Manfred has recognized that specialization of sports and organized activities have prevented many youngsters from getting out to play, so MLB started a program that advocates youngsters…or anyone…getting together in any environment. “The purpose of the initiative is just to remind people that you can engage with baseball without having nine guys on each team, uniforms and umpires,” Manfred told MLB.com upon unveiling Play Ball. “There are lots of small games that are ways to play baseball that can be really fun for kids and can really help them develop skills.
Sunday night in Williamsport, MLB started the Cardinals-Pirates game at 6:00, giving kids across the country a chance to see most of, if not all of a baseball game on a school night. Each of the sixteen Little League World Series teams were offered and accepted tickets to the game, accounting for the large portion of the 2,366 fans on hand.
During the day, the Little League World Series participants got a chance to interact with the Major Leaguers from St. Louis and Pittsburgh. Cardinal and Pirate players even attended Little League action during the day before their game.

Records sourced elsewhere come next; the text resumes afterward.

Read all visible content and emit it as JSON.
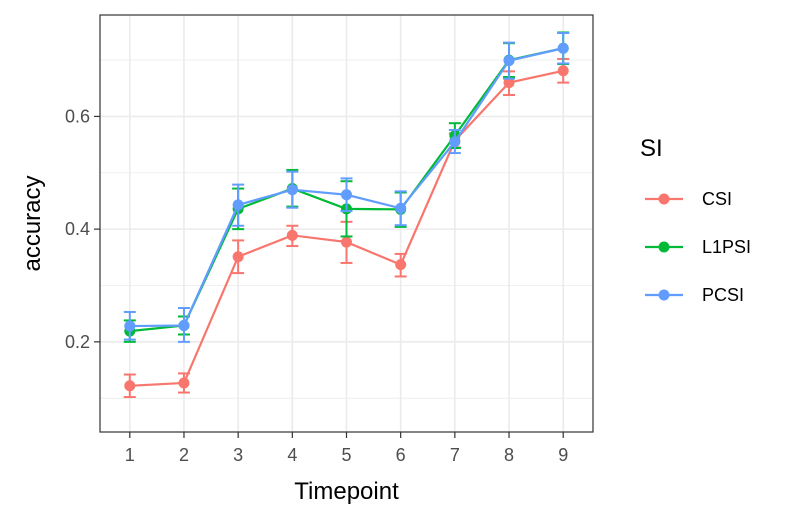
{
  "chart_data": {
    "type": "line",
    "xlabel": "Timepoint",
    "ylabel": "accuracy",
    "x": [
      1,
      2,
      3,
      4,
      5,
      6,
      7,
      8,
      9
    ],
    "xlim": [
      0.45,
      9.55
    ],
    "ylim": [
      0.04,
      0.78
    ],
    "yticks": [
      0.2,
      0.4,
      0.6
    ],
    "ytick_labels": [
      "0.2",
      "0.4",
      "0.6"
    ],
    "xtick_labels": [
      "1",
      "2",
      "3",
      "4",
      "5",
      "6",
      "7",
      "8",
      "9"
    ],
    "grid": true,
    "legend": {
      "title": "SI",
      "position": "right"
    },
    "series": [
      {
        "name": "CSI",
        "color": "#F8766D",
        "values": [
          0.122,
          0.127,
          0.351,
          0.389,
          0.377,
          0.337,
          0.557,
          0.66,
          0.681
        ],
        "lower": [
          0.102,
          0.11,
          0.322,
          0.37,
          0.34,
          0.316,
          0.545,
          0.638,
          0.66
        ],
        "upper": [
          0.142,
          0.144,
          0.38,
          0.406,
          0.413,
          0.356,
          0.57,
          0.68,
          0.702
        ]
      },
      {
        "name": "L1PSI",
        "color": "#00BA38",
        "values": [
          0.219,
          0.229,
          0.436,
          0.472,
          0.436,
          0.435,
          0.566,
          0.7,
          0.721
        ],
        "lower": [
          0.2,
          0.213,
          0.4,
          0.44,
          0.387,
          0.404,
          0.544,
          0.67,
          0.693
        ],
        "upper": [
          0.238,
          0.245,
          0.472,
          0.505,
          0.485,
          0.465,
          0.588,
          0.73,
          0.749
        ]
      },
      {
        "name": "PCSI",
        "color": "#619CFF",
        "values": [
          0.228,
          0.229,
          0.443,
          0.47,
          0.461,
          0.437,
          0.555,
          0.699,
          0.721
        ],
        "lower": [
          0.204,
          0.2,
          0.406,
          0.438,
          0.432,
          0.407,
          0.535,
          0.667,
          0.694
        ],
        "upper": [
          0.253,
          0.26,
          0.479,
          0.502,
          0.49,
          0.467,
          0.576,
          0.731,
          0.748
        ]
      }
    ]
  }
}
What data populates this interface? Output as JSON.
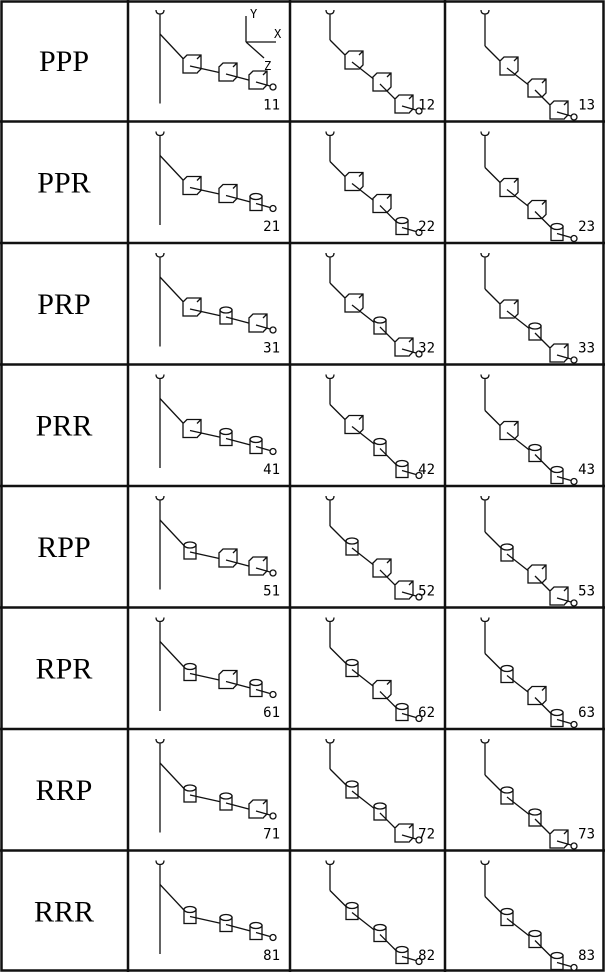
{
  "axes": [
    "Y",
    "X",
    "Z"
  ],
  "table": {
    "rows": [
      {
        "label": "PPP",
        "cells": [
          "11",
          "12",
          "13"
        ]
      },
      {
        "label": "PPR",
        "cells": [
          "21",
          "22",
          "23"
        ]
      },
      {
        "label": "PRP",
        "cells": [
          "31",
          "32",
          "33"
        ]
      },
      {
        "label": "PRR",
        "cells": [
          "41",
          "42",
          "43"
        ]
      },
      {
        "label": "RPP",
        "cells": [
          "51",
          "52",
          "53"
        ]
      },
      {
        "label": "RPR",
        "cells": [
          "61",
          "62",
          "63"
        ]
      },
      {
        "label": "RRP",
        "cells": [
          "71",
          "72",
          "73"
        ]
      },
      {
        "label": "RRR",
        "cells": [
          "81",
          "82",
          "83"
        ]
      }
    ]
  }
}
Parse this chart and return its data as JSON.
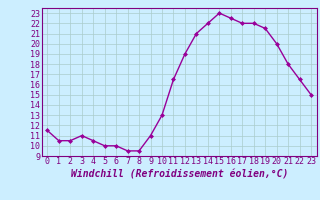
{
  "x": [
    0,
    1,
    2,
    3,
    4,
    5,
    6,
    7,
    8,
    9,
    10,
    11,
    12,
    13,
    14,
    15,
    16,
    17,
    18,
    19,
    20,
    21,
    22,
    23
  ],
  "y": [
    11.5,
    10.5,
    10.5,
    11.0,
    10.5,
    10.0,
    10.0,
    9.5,
    9.5,
    11.0,
    13.0,
    16.5,
    19.0,
    21.0,
    22.0,
    23.0,
    22.5,
    22.0,
    22.0,
    21.5,
    20.0,
    18.0,
    16.5,
    15.0
  ],
  "line_color": "#990099",
  "marker": "D",
  "marker_size": 2,
  "bg_color": "#cceeff",
  "grid_color": "#aacccc",
  "xlabel": "Windchill (Refroidissement éolien,°C)",
  "ylim": [
    9,
    23.5
  ],
  "xlim": [
    -0.5,
    23.5
  ],
  "yticks": [
    9,
    10,
    11,
    12,
    13,
    14,
    15,
    16,
    17,
    18,
    19,
    20,
    21,
    22,
    23
  ],
  "xticks": [
    0,
    1,
    2,
    3,
    4,
    5,
    6,
    7,
    8,
    9,
    10,
    11,
    12,
    13,
    14,
    15,
    16,
    17,
    18,
    19,
    20,
    21,
    22,
    23
  ],
  "tick_color": "#800080",
  "font_size": 6,
  "xlabel_fontsize": 7,
  "lw": 1.0
}
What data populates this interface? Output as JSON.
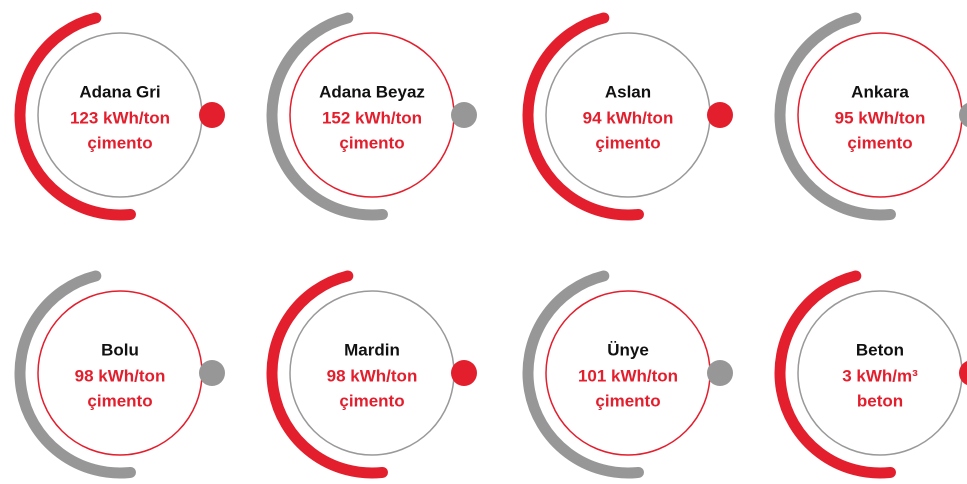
{
  "items": [
    {
      "name": "Adana Gri",
      "lines": [
        "123 kWh/ton",
        "çimento"
      ],
      "color": "#e31e2d"
    },
    {
      "name": "Adana Beyaz",
      "lines": [
        "152 kWh/ton",
        "çimento"
      ],
      "color": "#979797"
    },
    {
      "name": "Aslan",
      "lines": [
        "94 kWh/ton",
        "çimento"
      ],
      "color": "#e31e2d"
    },
    {
      "name": "Ankara",
      "lines": [
        "95 kWh/ton",
        "çimento"
      ],
      "color": "#979797"
    },
    {
      "name": "Bolu",
      "lines": [
        "98 kWh/ton",
        "çimento"
      ],
      "color": "#979797"
    },
    {
      "name": "Mardin",
      "lines": [
        "98 kWh/ton",
        "çimento"
      ],
      "color": "#e31e2d"
    },
    {
      "name": "Ünye",
      "lines": [
        "101 kWh/ton",
        "çimento"
      ],
      "color": "#979797"
    },
    {
      "name": "Beton",
      "lines": [
        "3 kWh/m³",
        "beton"
      ],
      "color": "#e31e2d"
    }
  ]
}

Essentially what Manfred and MLB did is what many great marketers do; they worked to build brand loyalty among the people that consume sports. For example, every beer company knows numerous 21-year olds are going to start drinking their products. So, those companies are going to gear marketing to building brand loyalty.
Here in St. Louis, Anheuser-Busch still has a massive presence, as do Kraftig and Molson Coors and Corona…advertising not for the 46-year-old that has been drinking one type of beer for 25 years, but for the younger beer drinker.

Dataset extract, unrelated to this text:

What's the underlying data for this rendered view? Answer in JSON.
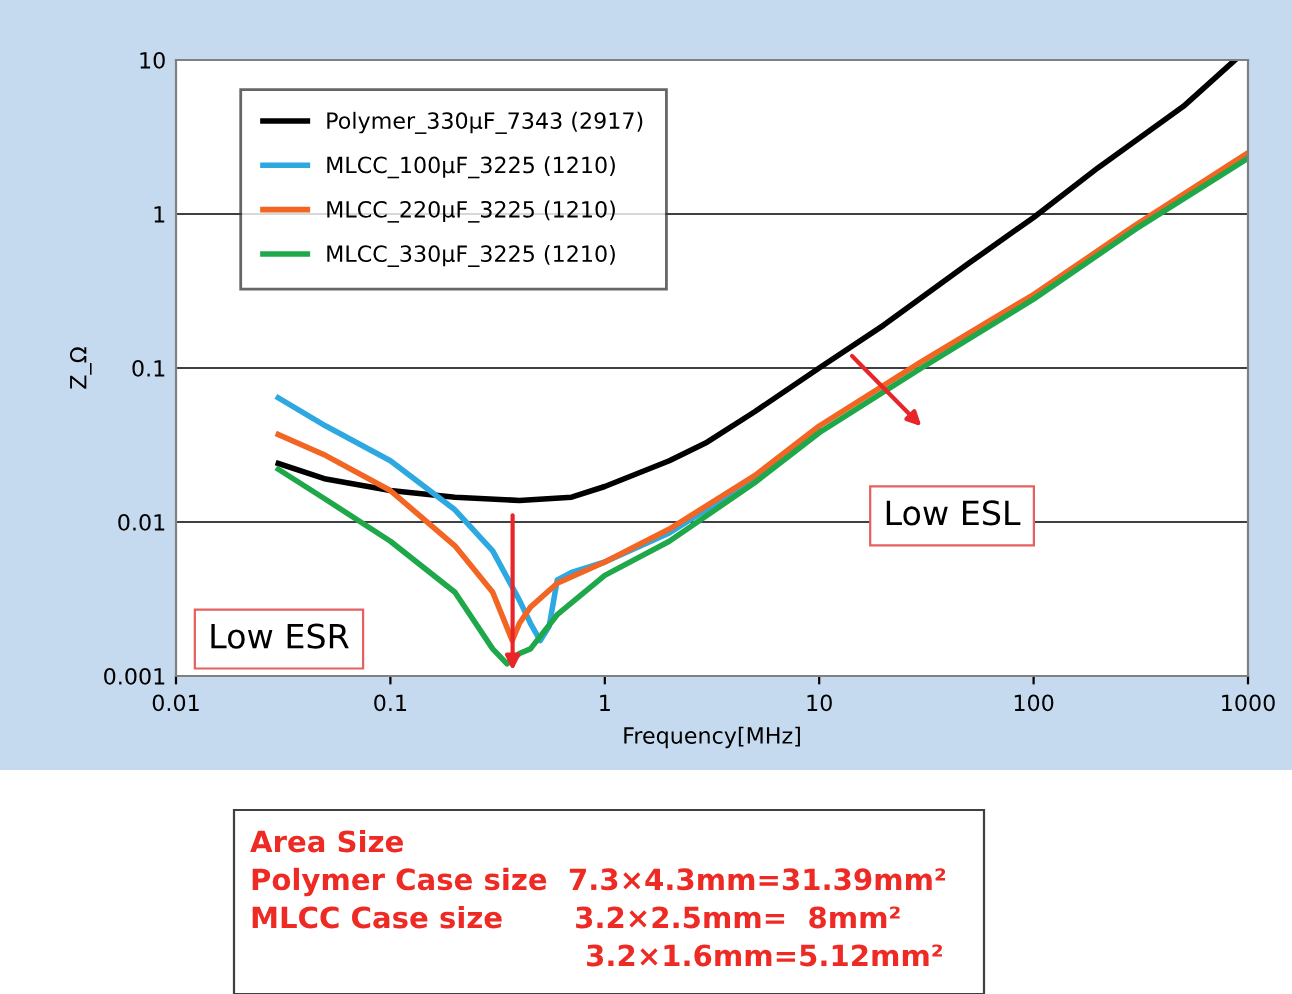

Those participants that spent time with the Cardinals and Pirates on Sunday had an unforgettable experience that will likely bind them to baseball as fans for the rest of their lives. Kids that got a chance to watch on TV…to see highlights of kids their age interacting with MLB players…perhaps will become bigger fans of the sport. MLB built at least some loyalty to baseball.
Football has their Play 60 program, but it isn’t easy during a season to get an NFL player, let alone a team, to get out and see a bunch of kids in a Pop Warner game. The Blues do an amazing job of interacting with a cultivating youth hockey in the area, and hockey would be well served to copy baseball’s idea in Williamsport.

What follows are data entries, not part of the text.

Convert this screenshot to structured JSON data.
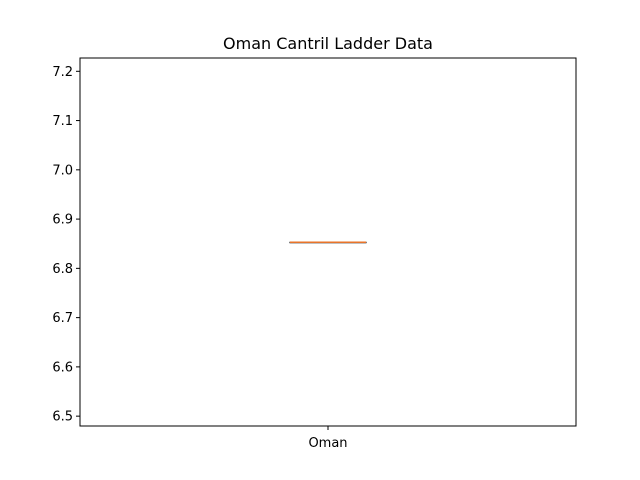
{
  "chart_data": {
    "type": "box",
    "title": "Oman Cantril Ladder Data",
    "xlabel": "",
    "ylabel": "",
    "categories": [
      "Oman"
    ],
    "series": [
      {
        "values": [
          6.853
        ]
      }
    ],
    "box_stats": [
      {
        "category": "Oman",
        "min": 6.853,
        "q1": 6.853,
        "median": 6.853,
        "q3": 6.853,
        "max": 6.853
      }
    ],
    "ylim": [
      6.48,
      7.227
    ],
    "yticks": [
      6.5,
      6.6,
      6.7,
      6.8,
      6.9,
      7.0,
      7.1,
      7.2
    ],
    "ytick_labels": [
      "6.5",
      "6.6",
      "6.7",
      "6.8",
      "6.9",
      "7.0",
      "7.1",
      "7.2"
    ],
    "grid": false,
    "colors": {
      "median": "#e8742a",
      "box": "#000000",
      "axis": "#000000"
    }
  }
}
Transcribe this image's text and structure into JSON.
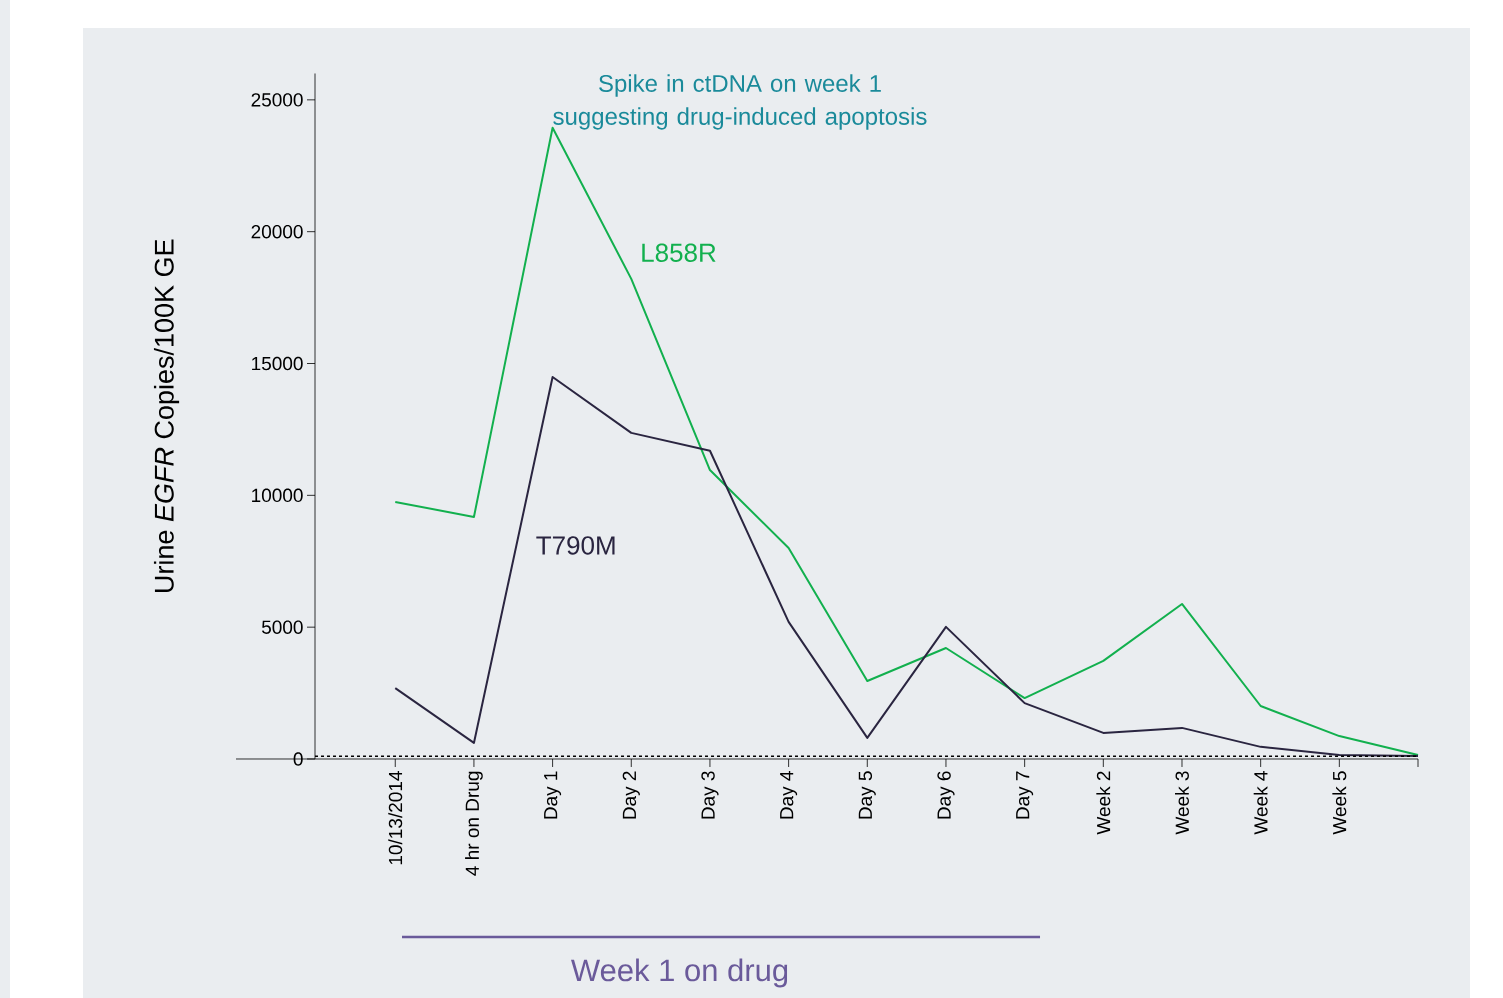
{
  "chart_data": {
    "type": "line",
    "title": "Spike in ctDNA on week 1 suggesting drug-induced apoptosis",
    "ylabel": "Urine *EGFR* Copies/100K GE",
    "categories": [
      "10/13/2014",
      "4 hr on Drug",
      "Day 1",
      "Day 2",
      "Day 3",
      "Day 4",
      "Day 5",
      "Day 6",
      "Day 7",
      "Week 2",
      "Week 3",
      "Week 4",
      "Week 5",
      null
    ],
    "series": [
      {
        "name": "L858R",
        "color": "#12b04e",
        "values": [
          9750,
          9180,
          23940,
          18210,
          10960,
          8000,
          2960,
          4210,
          2310,
          3720,
          5880,
          2010,
          870,
          150
        ]
      },
      {
        "name": "T790M",
        "color": "#2a2540",
        "values": [
          2690,
          610,
          14490,
          12370,
          11690,
          5200,
          800,
          5010,
          2120,
          990,
          1180,
          460,
          150,
          110
        ]
      }
    ],
    "ylim": [
      0,
      26000
    ],
    "yticks": [
      0,
      5000,
      10000,
      15000,
      20000,
      25000
    ],
    "ref_lines": [
      {
        "axis": "y",
        "value": 100,
        "color": "#000000",
        "line_style": "dashed"
      }
    ],
    "annotations": [
      "Week 1 on drug"
    ],
    "marker": "none",
    "line_style": "solid"
  }
}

At the end of the day, there’s no way what MLB did on Sunday can be bad for baseball. It might have been a distraction, but it was a distraction for both teams. The Cardinals are in a race, but that’s going to make Sunday’s game even more exciting for the kids that went.
If baseball is going to survive long term, they’re going to have to get young players to grow up and buy tickets to and watch their sport. They’ve lost many millennials. The Washington Post article noted 50% of all viewers of baseball are 55 years old or older. And “adults 55 and older are 11 percent more likely than the overall population to say they have a strong interest in baseball, whereas those in the 18 to 34 age group are 14 percent less likely to report such interest, according to a study by Nielsen Scarborough.
Kids ages 6-17 made up 7 percent of the TV audience for postseason games a decade ago; in the past couple of years, that figure is down to 4 percent.”
So, while baseball revenues are high, and in St. Louis there isn’t a concern about future fandom, across the country and the world baseball needs to keep the people that like it, in addition to bringing new fans under their roof.
Sunday night’s Little League Classic was a great way to get some people to stay interested in the game. Heading to Williamsport for a Sunday night game, in the long run, will be a great thing for baseball.